A bedazzled tree surrounded by…
Boxes.
Covered in beautiful, shiny…
Paper.
But wait:
Some of them have…
Bows.
I don’t get wrapping paper. I just don’t. I do not comprehend why on every gift-giving occasion, we are required to shroud our presents in wrapping and tinsel. And I know what you’re thinking: but Kayla, it’s what makes it a gift. But Kayla, it’s fun.
No it is not.
It is me just breathing that sigh of relief that I have accomplished finding gifts for my loved ones before “oh, snap I have to swaddle the crud in wrapping paper and oh, snap I forgot wrapping paper.”
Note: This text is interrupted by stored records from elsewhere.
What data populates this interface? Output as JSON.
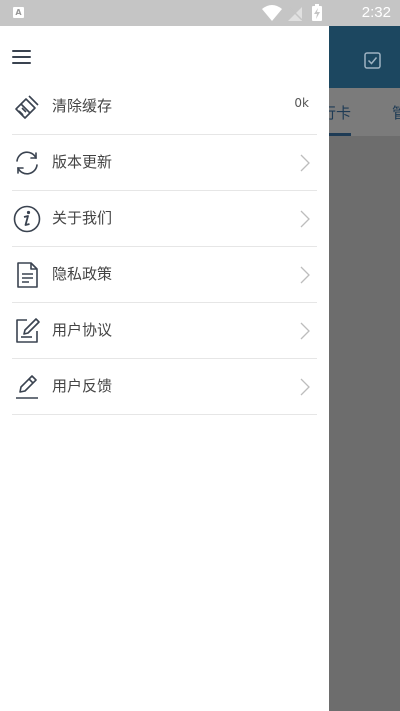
{
  "status_bar": {
    "notification_icon": "A",
    "time": "2:32",
    "icons": [
      "wifi-icon",
      "no-signal-icon",
      "battery-charging-icon"
    ]
  },
  "background": {
    "tab_active": "行卡",
    "tab_next": "管"
  },
  "drawer": {
    "items": [
      {
        "label": "清除缓存",
        "value": "0k",
        "icon": "broom-icon"
      },
      {
        "label": "版本更新",
        "icon": "refresh-icon"
      },
      {
        "label": "关于我们",
        "icon": "info-icon"
      },
      {
        "label": "隐私政策",
        "icon": "document-icon"
      },
      {
        "label": "用户协议",
        "icon": "edit-document-icon"
      },
      {
        "label": "用户反馈",
        "icon": "pen-icon"
      }
    ]
  },
  "colors": {
    "toolbar": "#1c4760",
    "icon": "#3a4350",
    "chevron": "#bdbdbd",
    "divider": "#e6e6e6"
  }
}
This is the type of situation in which a well-meaning gift giver must stoop to improvising: giving their loved one their Christmas gift enfolded in birthday wrapping paper, with the Happy Birthday’s haphazardly crossed out and replaced with Merry Christmas, all done up in impromptu origami; held down with about three miles of Scotch tape.
I’m not saying I’ve ever had to take such desperate measures, but tell me, what part of that sounds fun to you? What with the paper cuts, the tangled up tape, crumpled-up failed first tries. Not to mention all those trees that were killed. And for what? That five-minute moment of suspense before oh, honey, you shouldn’t have! It’s just what I wanted.
I don’t get wrapping paper.
We make so much of a fuss hiding presents and our family will inevitably receive them.
I’m not asking for a ban on gift wrap. If having your gifts wrapped makes you happy, and if unwrapping gifts make you happy, then who am I to stop you?
But I am no Jay-Z, so do not expect me to wrap, and if I do, do not expect my wrapping skills to be any good.